Tuesday, December 18, 2007

THE HISTORY OF CHRISTMAS SONGS

Yes, we're robbing the old Christmas vaults to show the history and wide range of holiday expressions. Pull up a chair and rest your weary feet while I crank up the Victrola. Take a load off, buddy.

Here's a medley of traditional Christmas carols with Judy Garland, her daughter Liza Minelli, and the Velvet Nog, er, Fog -- Mel Torme. A fire is blazing in the hearth, and the liquor cabinet is well-stocked. Somewhere, a festive holiday platter is arranged entirely with Kraft products.

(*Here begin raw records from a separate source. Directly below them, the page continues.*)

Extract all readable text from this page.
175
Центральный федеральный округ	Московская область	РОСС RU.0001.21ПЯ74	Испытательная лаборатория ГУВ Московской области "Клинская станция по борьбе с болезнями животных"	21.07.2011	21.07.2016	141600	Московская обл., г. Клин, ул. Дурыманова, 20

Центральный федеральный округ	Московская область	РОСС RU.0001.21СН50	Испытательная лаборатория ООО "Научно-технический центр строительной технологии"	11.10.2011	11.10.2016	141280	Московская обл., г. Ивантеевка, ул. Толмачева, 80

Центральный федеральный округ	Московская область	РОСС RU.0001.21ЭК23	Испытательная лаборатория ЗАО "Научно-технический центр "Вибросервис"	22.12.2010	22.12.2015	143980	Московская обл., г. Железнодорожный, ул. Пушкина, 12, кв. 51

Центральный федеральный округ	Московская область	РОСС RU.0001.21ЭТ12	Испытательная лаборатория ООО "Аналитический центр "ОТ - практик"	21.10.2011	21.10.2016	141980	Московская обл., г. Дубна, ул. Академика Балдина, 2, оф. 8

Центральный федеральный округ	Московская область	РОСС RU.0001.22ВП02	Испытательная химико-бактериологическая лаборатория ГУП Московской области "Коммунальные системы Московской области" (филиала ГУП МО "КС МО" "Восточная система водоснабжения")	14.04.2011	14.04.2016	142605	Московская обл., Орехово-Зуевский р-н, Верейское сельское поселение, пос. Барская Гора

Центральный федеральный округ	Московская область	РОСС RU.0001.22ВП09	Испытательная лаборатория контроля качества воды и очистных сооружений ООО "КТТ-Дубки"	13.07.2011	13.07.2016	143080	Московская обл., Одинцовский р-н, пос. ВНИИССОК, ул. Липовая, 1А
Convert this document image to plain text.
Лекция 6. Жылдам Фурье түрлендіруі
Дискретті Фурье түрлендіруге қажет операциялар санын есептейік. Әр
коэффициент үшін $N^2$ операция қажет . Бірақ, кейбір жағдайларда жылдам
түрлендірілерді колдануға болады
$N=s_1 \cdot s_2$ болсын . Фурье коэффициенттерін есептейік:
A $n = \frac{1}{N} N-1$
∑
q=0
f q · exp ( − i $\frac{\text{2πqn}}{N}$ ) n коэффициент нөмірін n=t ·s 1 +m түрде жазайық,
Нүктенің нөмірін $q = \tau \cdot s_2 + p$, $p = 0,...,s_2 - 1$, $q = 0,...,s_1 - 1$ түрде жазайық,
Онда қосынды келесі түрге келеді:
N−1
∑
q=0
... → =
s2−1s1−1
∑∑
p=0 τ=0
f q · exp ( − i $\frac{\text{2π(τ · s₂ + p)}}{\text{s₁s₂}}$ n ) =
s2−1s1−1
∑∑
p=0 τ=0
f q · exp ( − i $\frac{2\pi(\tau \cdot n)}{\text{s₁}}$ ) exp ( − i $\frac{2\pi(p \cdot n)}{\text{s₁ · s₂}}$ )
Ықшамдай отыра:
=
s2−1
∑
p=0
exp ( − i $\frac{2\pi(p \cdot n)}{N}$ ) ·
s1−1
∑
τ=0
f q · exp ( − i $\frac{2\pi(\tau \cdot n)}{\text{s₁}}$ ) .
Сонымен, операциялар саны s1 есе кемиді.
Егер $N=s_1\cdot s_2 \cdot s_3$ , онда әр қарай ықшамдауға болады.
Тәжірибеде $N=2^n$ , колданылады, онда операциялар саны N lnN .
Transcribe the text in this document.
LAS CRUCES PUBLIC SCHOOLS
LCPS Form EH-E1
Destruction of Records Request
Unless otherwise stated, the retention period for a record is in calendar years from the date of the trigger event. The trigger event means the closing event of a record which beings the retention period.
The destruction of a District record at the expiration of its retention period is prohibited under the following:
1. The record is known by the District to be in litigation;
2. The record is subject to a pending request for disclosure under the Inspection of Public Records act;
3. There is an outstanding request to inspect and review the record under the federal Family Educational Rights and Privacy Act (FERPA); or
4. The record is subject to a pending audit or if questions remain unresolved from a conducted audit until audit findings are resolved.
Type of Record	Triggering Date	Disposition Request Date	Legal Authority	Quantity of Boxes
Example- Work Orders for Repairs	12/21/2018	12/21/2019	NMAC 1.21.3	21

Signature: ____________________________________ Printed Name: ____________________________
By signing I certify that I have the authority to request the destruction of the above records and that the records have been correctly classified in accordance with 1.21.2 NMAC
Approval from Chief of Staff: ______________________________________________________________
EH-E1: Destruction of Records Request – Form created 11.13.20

Jump forward a couple decades, and society as we know it has collapsed. These punks have trashed the Kraft platter, drained the liquor bottles, and even ransacked the medicine cabinet. Nobody has any manners these days. It's a good time for The Ramones, to perform "Merry Christmas (I Don't Wanna Fight)"



Jump even further forward, and everything disintegrates into an ironic, post-modern pastiche, a re-mix of previous forms, a digitized cut-and-paste ransom note. We wander in a world where there is nothing firm to stand on, no up or down, and everything is spoken within "quotation marks." It's hard to know what to make of any of this, but no one cares, anyway. This is now...or ten minutes from now. This is Taking Back Sunday, with their take on "The Twelve Days of Christmas."